George Odom made his debut as a trainer on August 30, 1906, at Sheepshead Bay Race Track in Brooklyn, New York. He owned and trained a colt name Oraculum, who won the 1906 Hempstead Stakes for two-year-olds at Jamaica Race Course. In 1907, Odom led all trainers in wins at Washington Park Race Track in Chicago.

During his career, George Odom operated a public stable whose clients over the years included Robert L. Gerry, Sr., Marshall Field III, and Hollywood film mogul Louis B. Mayer who owned Odom's most famous runner, Busher, a future Hall of Fame filly who was voted 1945 American Horse of the Year honors. Odom also trained good runners such as Nimba and Tippity Witchet. Having won the 1904 Belmont Stakes as the jockey aboard Delhi, when he won it as a trainer in 1938 with Pasteurized he joined James G. Rowe Sr. as the only ones to ever win that American Classic both as a jockey and as a trainer.
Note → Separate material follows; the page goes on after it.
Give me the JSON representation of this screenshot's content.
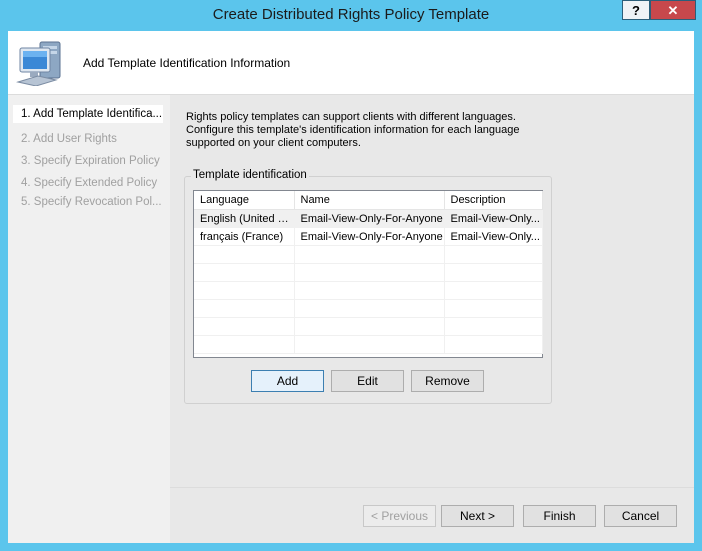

Following the formation of the National Museum of Racing and Hall of Fame, George Odom was part of the 1955 inaugural class of inductees.

Married to Julie Murtha in 1902, in later years the Odoms made their home in Jamaica, New York. A few weeks after his eighty-second birthday, George Odom died on July 29, 1964, at Roosevelt Hospital in Manhattan, New York. Their son, George P. "Maje" Odom, was also a trainer.